When iText parses an XML file, it interprets the different tags and, whenever possible, iText will create a corresponding Element object. Suppose you're not interested in creating PDF, but you just want parse the HTML into a list of iText Element objects.

XMLWorkerHelper.getInstance().parseXHtml(new ElementHandler() {
    public void add(final Writable w) {
        if (w instanceof WritableElement) {
            List<Element> elements = ((WritableElement)w).elements();
            // write class names of elements to file
        }
    }
}, HTMLParsingToList.class.getResourceAsStream("/html/walden.html"), null);

see HTMLParsingToList and the resulting PDF objects.txt

Let's take a look at the first handful of objects.

com.itextpdf.tool.xml.html.head.Title$1
com.itextpdf.text.Chunk
com.itextpdf.text.Paragraph
com.itextpdf.tool.xml.html.Header$1
com.itextpdf.text.Paragraph

The first object is a Title header.
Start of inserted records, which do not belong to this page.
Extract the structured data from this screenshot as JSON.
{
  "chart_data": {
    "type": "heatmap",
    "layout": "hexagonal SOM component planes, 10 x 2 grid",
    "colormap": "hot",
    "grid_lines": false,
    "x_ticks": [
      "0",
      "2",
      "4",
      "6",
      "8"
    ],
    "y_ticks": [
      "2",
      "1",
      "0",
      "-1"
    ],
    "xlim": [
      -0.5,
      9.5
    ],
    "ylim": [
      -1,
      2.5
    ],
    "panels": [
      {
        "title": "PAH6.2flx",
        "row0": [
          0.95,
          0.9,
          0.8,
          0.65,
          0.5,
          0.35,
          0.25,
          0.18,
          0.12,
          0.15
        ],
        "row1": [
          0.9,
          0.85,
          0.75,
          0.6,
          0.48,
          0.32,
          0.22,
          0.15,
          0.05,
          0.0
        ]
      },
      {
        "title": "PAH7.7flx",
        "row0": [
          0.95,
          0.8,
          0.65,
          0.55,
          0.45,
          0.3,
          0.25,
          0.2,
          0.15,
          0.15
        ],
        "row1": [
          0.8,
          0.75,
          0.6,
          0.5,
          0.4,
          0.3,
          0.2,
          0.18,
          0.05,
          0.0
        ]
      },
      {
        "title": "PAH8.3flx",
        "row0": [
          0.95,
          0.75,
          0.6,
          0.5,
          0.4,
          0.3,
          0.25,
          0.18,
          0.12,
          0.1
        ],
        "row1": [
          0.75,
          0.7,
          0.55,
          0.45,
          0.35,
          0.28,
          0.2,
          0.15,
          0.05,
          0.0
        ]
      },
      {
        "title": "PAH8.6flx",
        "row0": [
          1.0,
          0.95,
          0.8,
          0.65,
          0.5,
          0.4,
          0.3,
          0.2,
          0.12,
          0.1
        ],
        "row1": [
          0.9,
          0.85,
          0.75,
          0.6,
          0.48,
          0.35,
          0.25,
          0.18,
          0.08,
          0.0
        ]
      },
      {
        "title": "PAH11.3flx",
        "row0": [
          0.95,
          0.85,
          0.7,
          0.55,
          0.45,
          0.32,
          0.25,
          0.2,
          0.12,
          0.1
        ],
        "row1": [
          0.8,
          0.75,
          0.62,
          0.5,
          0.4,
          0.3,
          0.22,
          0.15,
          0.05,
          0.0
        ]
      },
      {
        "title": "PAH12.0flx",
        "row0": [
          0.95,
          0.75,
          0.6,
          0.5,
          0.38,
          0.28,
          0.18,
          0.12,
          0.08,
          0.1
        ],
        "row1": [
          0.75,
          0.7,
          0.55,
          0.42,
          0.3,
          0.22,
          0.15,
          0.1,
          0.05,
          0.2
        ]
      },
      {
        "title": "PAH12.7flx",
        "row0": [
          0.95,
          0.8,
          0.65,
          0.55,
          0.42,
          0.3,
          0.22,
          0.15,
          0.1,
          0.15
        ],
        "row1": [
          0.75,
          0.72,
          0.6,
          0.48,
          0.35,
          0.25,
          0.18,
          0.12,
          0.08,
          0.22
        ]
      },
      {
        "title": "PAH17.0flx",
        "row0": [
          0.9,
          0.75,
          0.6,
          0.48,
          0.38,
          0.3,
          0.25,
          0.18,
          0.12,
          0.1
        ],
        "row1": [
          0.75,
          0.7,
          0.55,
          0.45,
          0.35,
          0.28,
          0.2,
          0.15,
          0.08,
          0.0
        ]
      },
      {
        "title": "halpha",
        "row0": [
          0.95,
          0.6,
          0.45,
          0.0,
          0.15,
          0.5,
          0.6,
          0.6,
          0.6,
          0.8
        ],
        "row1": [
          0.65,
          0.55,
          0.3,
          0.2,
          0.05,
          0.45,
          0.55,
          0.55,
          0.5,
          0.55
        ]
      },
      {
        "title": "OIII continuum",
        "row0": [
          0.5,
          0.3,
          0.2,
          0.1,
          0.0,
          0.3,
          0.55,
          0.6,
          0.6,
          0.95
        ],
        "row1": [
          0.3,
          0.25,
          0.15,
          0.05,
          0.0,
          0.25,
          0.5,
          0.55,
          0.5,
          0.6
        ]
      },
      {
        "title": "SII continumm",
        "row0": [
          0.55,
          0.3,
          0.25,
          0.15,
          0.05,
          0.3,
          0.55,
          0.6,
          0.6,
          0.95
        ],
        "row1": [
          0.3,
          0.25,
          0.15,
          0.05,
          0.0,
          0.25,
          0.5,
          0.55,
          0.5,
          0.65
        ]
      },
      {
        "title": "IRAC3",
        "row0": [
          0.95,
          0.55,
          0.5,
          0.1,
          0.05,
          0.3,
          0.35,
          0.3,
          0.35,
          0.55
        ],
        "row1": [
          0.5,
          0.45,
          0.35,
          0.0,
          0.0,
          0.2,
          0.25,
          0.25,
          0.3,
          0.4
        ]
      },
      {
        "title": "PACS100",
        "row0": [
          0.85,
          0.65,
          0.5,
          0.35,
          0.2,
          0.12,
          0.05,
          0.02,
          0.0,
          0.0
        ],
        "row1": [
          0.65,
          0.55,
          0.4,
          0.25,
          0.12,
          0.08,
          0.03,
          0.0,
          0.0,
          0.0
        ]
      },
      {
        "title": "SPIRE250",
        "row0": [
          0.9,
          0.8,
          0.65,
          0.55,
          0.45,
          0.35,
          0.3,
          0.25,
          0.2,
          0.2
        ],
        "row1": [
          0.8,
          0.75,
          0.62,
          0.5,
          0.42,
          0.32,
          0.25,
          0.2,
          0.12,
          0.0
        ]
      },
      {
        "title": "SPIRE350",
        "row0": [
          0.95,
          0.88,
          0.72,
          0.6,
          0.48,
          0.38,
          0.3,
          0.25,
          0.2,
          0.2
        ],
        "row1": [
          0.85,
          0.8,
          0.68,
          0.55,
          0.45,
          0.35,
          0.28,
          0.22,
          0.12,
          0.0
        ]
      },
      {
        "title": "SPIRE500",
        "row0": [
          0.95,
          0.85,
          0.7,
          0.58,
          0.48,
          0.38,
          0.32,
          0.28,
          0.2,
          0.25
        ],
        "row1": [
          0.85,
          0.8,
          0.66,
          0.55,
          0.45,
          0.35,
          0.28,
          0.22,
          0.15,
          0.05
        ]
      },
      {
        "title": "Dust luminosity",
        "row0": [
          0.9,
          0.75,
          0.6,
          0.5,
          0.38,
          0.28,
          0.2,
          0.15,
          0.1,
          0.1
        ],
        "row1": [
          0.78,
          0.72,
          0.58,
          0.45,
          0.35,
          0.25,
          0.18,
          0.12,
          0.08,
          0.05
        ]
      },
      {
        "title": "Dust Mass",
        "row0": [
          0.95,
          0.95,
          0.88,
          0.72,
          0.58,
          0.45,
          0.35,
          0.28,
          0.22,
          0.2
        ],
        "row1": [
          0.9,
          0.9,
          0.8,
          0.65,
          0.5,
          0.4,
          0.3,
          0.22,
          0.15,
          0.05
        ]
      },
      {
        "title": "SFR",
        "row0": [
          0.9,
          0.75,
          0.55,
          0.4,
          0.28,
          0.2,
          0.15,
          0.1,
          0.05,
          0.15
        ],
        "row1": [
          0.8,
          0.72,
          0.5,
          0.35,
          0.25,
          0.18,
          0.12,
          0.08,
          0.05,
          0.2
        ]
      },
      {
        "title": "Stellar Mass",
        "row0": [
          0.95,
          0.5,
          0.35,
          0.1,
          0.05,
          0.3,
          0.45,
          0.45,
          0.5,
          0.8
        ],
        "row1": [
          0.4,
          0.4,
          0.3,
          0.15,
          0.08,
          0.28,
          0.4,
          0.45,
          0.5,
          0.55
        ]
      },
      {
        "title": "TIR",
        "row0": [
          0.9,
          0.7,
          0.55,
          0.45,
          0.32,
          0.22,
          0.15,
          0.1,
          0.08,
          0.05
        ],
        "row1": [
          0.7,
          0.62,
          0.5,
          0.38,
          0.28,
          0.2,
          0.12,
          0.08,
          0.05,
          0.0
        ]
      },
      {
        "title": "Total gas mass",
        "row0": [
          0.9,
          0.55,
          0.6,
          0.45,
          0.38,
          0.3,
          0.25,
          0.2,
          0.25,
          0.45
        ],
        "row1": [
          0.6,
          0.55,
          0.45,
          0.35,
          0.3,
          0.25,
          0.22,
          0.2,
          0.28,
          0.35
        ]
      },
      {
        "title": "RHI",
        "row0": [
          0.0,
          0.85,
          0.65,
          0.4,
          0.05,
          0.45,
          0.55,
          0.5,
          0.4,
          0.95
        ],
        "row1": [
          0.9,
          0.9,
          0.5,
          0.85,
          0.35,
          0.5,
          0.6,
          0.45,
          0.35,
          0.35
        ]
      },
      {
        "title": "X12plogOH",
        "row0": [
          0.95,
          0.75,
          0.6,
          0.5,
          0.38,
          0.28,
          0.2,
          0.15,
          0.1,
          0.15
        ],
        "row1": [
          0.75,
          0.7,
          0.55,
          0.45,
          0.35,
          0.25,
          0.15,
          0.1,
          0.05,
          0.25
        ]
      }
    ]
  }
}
It will result in a bookmark. The first real Element is a Chunk. This is the chunk of text between the <pre> tags in the HTML file:

<pre>

The Project Gutenberg EBook of Walden, and On The Duty Of Civil
Disobedience, by Henry David Thoreau

This eBook is for the use of anyone anywhere at no cost and with
almost no restrictions whatsoever. ...
<pre>

This snippet is converted to a Chunk, and a Chunk is an Element that doesn't have a leading of its own, hence the gibberish: all the lines between the <pre> tags are written on top of each other, until the first <p> tag is encountered, resulting in a Paragraph object.